Öncelikle katılımlı kurullarda, karar alma ve uygulama mekanizmalarında kendilerini temsil imkanı yaratmalıyız. Biz bu çalışma sırasında yapılacak çalışmalar için bir ortak bilgi ve iletişim ağı oluşturmak ve birbirimizden öğrenme, birlikte çalışma fırsatını arttırmak üzere bir e-posta grubu kurduk. Düzenli toplantılar yapmaya da başlayacağız. Çünkü bir Mülteciler-Göçmenler Çalışma Grubu kuruyoruz. Ayrıca pandemi sürecinde faaliyetlerini sürdürebilmek ve olağanüstü şartlara uyum sağlamak için çaba harcayan STK’ların kapasite geliştirmelerine destek de önemli. Bir katkı olması için kendi Zoom online toplantı ve eğitim platformumuzu onların da kullanımına açtık.

'STK EVİ GİBİ ÇALIŞMAYI PLANLIYORUZ'

Son olarak önümüzdeki dönemde gerçekleştireceğiniz projelerden söz eder misiniz?

İzmir Kent Konseyi’nin son yıllarda yaşadığı sorunlar nedeniyle tanınırlığı düşmüş durumda. Bu nedenle, bilinirliğimizi, artırmak, STK’larla hemhal olmak, demokratik işleyişimizi güçlendirmek gibi bir dizi işimiz var.
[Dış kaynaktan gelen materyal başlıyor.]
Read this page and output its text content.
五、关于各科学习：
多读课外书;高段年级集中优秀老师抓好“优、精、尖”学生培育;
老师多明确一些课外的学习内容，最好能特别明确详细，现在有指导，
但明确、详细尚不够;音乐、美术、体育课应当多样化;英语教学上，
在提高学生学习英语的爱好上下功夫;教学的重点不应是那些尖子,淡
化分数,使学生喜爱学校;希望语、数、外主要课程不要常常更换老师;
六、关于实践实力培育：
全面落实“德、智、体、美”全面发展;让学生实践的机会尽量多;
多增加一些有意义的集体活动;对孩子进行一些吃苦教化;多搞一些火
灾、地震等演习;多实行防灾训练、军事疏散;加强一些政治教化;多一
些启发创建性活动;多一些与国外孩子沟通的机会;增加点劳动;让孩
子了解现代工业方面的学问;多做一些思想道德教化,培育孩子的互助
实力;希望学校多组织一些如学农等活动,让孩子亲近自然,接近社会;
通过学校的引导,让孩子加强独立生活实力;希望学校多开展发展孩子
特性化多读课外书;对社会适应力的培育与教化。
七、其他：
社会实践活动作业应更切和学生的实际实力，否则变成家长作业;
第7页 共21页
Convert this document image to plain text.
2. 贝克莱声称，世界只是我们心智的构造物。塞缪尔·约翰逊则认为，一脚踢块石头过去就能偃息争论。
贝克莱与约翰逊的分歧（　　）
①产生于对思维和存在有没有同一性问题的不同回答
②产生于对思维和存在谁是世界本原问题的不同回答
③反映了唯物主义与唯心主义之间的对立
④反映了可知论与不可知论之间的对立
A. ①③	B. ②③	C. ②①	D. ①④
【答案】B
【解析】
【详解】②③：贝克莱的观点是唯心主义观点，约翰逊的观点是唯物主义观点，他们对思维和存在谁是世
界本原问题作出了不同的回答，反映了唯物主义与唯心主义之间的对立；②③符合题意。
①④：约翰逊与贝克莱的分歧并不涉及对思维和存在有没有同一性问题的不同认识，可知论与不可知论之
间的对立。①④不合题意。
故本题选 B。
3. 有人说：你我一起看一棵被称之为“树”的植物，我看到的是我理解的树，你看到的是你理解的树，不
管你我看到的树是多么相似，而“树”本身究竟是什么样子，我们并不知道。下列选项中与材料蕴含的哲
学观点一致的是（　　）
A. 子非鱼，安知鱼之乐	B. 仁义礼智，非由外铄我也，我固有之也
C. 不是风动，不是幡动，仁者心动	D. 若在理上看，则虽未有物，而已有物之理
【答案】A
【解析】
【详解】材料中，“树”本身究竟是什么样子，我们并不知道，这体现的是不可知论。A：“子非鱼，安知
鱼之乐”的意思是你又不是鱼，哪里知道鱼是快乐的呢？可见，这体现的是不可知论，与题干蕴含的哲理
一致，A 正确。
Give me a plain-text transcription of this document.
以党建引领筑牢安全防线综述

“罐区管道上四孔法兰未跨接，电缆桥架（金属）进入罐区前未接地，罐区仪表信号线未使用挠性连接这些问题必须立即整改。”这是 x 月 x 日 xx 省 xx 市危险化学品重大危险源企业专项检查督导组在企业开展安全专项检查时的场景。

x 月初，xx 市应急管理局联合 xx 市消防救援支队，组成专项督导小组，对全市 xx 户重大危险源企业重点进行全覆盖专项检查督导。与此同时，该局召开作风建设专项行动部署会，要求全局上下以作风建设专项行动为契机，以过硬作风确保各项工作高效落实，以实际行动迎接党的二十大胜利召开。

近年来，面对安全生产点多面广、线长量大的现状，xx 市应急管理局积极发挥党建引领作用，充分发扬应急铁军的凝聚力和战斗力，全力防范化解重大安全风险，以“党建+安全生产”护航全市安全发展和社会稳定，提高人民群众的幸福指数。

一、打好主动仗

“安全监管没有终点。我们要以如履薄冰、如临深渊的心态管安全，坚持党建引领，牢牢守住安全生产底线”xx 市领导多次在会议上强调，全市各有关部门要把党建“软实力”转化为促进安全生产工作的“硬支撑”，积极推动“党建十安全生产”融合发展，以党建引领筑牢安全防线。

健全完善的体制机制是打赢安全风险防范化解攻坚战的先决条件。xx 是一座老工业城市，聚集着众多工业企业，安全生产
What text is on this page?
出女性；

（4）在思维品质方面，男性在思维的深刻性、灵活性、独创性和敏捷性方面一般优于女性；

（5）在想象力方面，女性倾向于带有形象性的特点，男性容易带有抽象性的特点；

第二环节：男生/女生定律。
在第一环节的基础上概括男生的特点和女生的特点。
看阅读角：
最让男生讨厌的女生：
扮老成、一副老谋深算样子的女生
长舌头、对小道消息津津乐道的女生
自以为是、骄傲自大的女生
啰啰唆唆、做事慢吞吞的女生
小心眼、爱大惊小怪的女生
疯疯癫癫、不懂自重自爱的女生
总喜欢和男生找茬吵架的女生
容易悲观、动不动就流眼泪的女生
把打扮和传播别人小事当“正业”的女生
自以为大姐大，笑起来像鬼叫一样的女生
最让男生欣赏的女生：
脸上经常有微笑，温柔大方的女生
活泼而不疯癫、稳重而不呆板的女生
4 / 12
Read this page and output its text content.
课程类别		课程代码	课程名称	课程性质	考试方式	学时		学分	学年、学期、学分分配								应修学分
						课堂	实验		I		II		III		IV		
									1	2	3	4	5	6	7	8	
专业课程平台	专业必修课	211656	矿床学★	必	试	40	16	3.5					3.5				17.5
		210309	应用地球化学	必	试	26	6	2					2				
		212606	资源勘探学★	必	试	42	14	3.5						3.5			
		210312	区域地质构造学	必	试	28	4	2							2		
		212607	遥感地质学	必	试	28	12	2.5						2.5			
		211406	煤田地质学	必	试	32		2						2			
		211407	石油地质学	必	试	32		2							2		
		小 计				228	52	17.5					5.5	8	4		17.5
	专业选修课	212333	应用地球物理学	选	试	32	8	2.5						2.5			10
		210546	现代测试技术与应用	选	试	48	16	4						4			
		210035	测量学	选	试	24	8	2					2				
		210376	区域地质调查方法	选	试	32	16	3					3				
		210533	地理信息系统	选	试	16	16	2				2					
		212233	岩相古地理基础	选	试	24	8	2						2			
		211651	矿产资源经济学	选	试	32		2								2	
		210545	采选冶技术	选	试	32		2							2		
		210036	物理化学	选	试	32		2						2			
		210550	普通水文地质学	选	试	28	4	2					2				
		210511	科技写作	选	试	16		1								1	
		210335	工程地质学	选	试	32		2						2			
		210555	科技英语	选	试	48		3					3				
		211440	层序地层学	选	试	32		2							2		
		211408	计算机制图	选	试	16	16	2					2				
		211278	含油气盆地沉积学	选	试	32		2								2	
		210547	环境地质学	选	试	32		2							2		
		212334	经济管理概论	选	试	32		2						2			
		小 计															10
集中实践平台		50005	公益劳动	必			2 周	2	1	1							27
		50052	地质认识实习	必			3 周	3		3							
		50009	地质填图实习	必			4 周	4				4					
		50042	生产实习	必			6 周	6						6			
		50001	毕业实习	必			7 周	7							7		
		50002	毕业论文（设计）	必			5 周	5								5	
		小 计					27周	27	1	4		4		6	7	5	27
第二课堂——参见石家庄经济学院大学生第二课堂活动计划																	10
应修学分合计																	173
Bünyemizdeki kurum ve kuruluşlarla bir dizi toplantı için bir planlama yaptık, yeni çalışma planlarımızı bu toplantılarla geliştireceğiz. Yeni bir mekana taşınmak ve yeni bir kadro kurmak bizim için önem taşıyor. Yeni mekanımızda adeta bir STK evi gibi çalışmayı planlıyoruz.

Bu ay içinde şartları tam olarak bilememekle birlikte, yılın ikinci yarısı için gözden geçirme ve 2021 için hazırlama çerçevesinde iş planlarımızı ele aldık. 2021 büyükşehir ve ilçe belediyeleri açısından stratejik planların revize edilme kararlarının alınacağı yıl. Salgın, bütçeleri altüst etti, öncelikleri değiştirdi. O halde Stratejik Planların gözden geçirilmesi bir zorunluluk. Demek ki biz de buna ciddiyetle hazırlanmalıyız…

Kent Konseyi, İzmir’in ekonomisi dahil nasıl büyüyüp gelişeceğine dair ortak akıl üreten bir uzlaşma zemini olsun istiyoruz. Şehrimizin çok çeşitli sorunu var. Halihazırda kurulu olan çalışma gruplarımız ve meclislerimizle dernek gibi değil, konsey gibi çalışmaya doğru yeni adımlar atmak bu nedenle önemli. Gediz Havzası ile ilgili sorunları ele alacağımız bir çalışmaya başladık. Menderes Havzası, Yarımada ve Bakırçay için de çeşitli çalışmaları sırayla ele alacağız.

Biz yeni meclisler ve çalışma gruplarıyla temsil ve öneri gücümüzü artırmak istiyoruz. O halde ilçelerde kurulu kent konseylerimizle, muhtarlarımızla, kamu ve özel sektör kurum ve kuruluşlarıyla, tek tek İzmirlilerle işbirliği ve dayanışma ile çalışmamız çok önemli. Belediye meclisini ve Valiliğin çalışmalarını izlemek, kararlara katılımda yeni yollar üretmek, kararların bilinirliğini ve bilgiye erişimi artırmak gibi çalışmalar yapmak için hazırlıklarımızı sürdürüyoruz. Üniversitelerle ilişkimizi güçlendirmek, gençlerle yeni çalışmalar üretmek, dijital ortamda çalışabilmeyi ve katılımı artırmak için gençlerden öğrenmeyi çok önemsiyoruz.